Hans Bock, Portrait de Félix Platter (1584).
Ce portrait était encore suspendu dans l’aula de l’Université de Bâle au XIXe siècle.

Félix Platter (1536-1614), médecin de Bâle, botaniste et anatomiste, est le fils de Thomas Platter le Vieux et le demi-frère de Thomas Platter le Jeune. Les deux demi-frères ont fait, l’un après l’autre, une partie de leurs études de médecine à Montpellier et ont parcouru l’Europe de la deuxième moitié du XVIesiècle. Leurs échanges avec les savants de l’époque sont nombreux et réguliers. Félix est l’auteur d’un traité d’anatomie, De corporis humani structura et usu (1583).
Thomas Platter le Jeune a laissé de ses pérégrinations européennes un récit très riche pour notre propos, car il mentionne tous les cabinets qu’il rencontre, ainsi que les curiosités locales des villes qu’il traverse. Les extraits en question sont consultables sur notre site.
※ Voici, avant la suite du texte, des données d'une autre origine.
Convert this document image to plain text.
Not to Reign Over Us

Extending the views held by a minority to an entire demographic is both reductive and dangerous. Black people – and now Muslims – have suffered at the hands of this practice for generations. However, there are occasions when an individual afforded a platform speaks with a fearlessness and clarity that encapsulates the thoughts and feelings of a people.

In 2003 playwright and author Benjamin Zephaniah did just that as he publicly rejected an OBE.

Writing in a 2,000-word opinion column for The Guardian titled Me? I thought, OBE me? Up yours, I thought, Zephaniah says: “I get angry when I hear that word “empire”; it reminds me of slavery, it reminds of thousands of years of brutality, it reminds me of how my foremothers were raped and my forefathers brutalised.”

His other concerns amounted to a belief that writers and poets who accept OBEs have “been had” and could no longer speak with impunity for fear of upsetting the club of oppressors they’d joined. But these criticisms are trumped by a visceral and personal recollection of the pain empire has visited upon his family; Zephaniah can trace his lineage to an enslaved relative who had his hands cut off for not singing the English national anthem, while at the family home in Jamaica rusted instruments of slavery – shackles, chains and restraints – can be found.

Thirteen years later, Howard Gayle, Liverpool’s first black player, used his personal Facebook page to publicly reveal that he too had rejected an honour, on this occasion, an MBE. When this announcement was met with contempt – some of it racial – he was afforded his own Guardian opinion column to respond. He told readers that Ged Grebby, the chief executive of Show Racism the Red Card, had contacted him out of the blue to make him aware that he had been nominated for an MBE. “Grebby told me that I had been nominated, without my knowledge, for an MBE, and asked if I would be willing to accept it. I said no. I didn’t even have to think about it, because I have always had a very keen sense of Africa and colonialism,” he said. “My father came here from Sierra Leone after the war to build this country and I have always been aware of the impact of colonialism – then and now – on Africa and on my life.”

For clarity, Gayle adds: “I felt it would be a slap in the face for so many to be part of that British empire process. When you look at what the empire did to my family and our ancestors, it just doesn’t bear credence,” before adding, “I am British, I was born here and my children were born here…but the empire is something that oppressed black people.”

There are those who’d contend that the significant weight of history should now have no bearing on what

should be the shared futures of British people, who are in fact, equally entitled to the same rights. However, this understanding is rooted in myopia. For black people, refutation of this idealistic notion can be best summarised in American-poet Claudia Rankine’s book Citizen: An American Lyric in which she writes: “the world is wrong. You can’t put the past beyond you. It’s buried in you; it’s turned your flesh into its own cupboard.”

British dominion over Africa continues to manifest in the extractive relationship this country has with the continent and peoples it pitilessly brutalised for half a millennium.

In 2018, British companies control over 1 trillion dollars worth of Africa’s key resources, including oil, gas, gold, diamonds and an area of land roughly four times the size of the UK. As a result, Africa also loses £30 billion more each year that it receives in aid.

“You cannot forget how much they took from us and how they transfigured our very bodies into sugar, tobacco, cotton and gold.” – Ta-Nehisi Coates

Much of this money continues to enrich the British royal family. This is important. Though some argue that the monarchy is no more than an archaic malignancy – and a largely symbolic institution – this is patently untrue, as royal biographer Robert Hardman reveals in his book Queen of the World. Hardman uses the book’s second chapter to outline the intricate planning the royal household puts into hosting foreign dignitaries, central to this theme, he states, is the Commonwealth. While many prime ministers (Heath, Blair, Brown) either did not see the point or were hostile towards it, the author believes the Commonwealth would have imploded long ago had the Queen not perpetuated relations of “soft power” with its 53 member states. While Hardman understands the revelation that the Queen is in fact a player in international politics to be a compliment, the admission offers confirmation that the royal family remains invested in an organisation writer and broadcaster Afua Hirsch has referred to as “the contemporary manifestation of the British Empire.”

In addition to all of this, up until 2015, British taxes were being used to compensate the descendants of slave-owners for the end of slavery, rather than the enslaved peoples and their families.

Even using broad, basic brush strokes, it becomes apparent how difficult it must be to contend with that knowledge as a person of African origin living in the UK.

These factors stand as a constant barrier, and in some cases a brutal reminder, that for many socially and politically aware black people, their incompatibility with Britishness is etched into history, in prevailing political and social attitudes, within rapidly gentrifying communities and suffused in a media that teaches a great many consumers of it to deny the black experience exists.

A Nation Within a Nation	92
En ce qui concerne Félix, qui est légèrement plus âgé, ses Mémoires traduites par Edouard Fick en 1866 (Mémoires de Félix Platter, Genève, Imprimerie de Jules-G. Fick), nous apprennent qu’il possédait lui aussi une collection personnelle, qui n’était pas uniquement tournée vers l’histoire naturelle, mais aussi vers les objets d’art et surtout les instruments de musique, pour lesquels il nourrissait une véritable passion. Il mentionne dans ses Mémoires la valeur de cette collection d’instruments de musique en indiquant qu’elle lui a occasionné de nombreuses dépenses ; en revanche, il ne semble pas parler des autres éléments de la collection. Ceux-ci nous sont connus par d’autres textes, que l’on trouvera ci-dessous : outre les explications d’E. Fick, trois témoignages, dont deux datent du XVIe siècle, et le troisième du XVIIe siècle.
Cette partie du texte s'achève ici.